As for the discount.. Well LEGO is being looked at closely by the Consumer law powers that be in Australia for restriction on trade having an arbitrary structure on who can and cannot purchase at a discount. As for LEGO's politics?? Have you actually researched the History of LEGO and the Company behind it?
Re: Re: Re: Re: Re: Actually, it's really quite easy to record phone calls.
>>>> my take is that it doesn't apply when your listening to (and recording) the conversation you're having at the endpoint (not 'over a system'), and especially when it's coming out of the speakerphone.
Sadly it also applies to the recording of audio coming out of a telephonic device by an external microphone etc.. Remember those suction cup microphones you could stick onto the old phones? They were illegal in Australia too :(
Our Recording/Surveillance laws are mostly all State based (and are somewhat different between the different State's) whereas actual interception of ANY communication system (tapping or using an external device) is absolutely verbotem.
Now if the device comes with it's own inbuilt recording device like most mobile phones do (or as Answering machines did) then it is quite alright under the Commonwealth (Federation of Australia) Law though might get you in trouble with the State laws..
>>> Your ideas may hold water if this was a criminal case in NZ, which it is not.
I never said it was, in fact its an administrative case that has to abide by criminal structures and ALL procedural fairness principles. Which is why I stated that AFTER all appelate judgements is the time to argue the points you are arguing.
>>> Honestly, if Kim is innocent, don't you think he would have long since come to the US to get this over with?
The principle of in dubio pro reo (which the US is supposedly all about) states otherwise. And I really cannot contemplate how you could even think that since it is equivalent to the "If you've got nothing to hide, you've got nothing to fear' fallacious argument. It is up to the plaintiff (The USG) which is also the prosecution to prove that all the elements of the extradition are met. In my Legal opinion they are not.
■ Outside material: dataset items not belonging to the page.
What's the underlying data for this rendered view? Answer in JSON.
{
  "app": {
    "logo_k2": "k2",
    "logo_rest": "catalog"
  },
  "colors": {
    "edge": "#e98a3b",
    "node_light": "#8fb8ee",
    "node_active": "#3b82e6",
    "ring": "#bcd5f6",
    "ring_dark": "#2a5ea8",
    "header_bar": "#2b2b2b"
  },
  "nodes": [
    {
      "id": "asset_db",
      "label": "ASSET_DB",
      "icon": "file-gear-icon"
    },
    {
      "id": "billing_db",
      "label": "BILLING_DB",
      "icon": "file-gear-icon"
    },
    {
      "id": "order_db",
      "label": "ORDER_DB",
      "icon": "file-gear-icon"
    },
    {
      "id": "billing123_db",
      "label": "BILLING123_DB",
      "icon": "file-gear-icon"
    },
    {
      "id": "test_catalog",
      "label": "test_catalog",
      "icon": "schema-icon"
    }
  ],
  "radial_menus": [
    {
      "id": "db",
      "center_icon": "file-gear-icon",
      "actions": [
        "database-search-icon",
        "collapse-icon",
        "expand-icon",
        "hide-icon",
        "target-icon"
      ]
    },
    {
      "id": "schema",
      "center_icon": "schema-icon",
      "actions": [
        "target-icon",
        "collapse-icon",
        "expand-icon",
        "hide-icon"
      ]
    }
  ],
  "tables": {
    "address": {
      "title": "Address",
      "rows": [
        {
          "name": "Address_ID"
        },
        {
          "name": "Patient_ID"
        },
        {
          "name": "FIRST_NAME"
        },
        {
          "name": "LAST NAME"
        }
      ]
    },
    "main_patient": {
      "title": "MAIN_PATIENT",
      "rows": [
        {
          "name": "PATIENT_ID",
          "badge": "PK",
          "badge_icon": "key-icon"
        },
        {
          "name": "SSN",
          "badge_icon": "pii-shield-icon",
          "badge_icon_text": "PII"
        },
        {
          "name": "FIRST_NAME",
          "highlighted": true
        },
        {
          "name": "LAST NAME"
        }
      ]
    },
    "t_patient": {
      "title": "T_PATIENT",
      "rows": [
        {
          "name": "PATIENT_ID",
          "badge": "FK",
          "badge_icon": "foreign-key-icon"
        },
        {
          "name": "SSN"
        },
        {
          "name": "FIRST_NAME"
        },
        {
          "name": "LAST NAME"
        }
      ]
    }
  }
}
They are not trying to argue the criminal case (which it will be if sent to the US), far from it. They are specifically arguing the elements of extradition.
>>> He's arguing in NZ because they have a soft legal system with many ways for people like Kim to delay things for years.
WTF!!! Soft? you have just insulted the whole of the New Zealand legal system as well as Australia's and to a lesser extent Canada's and England's(UK).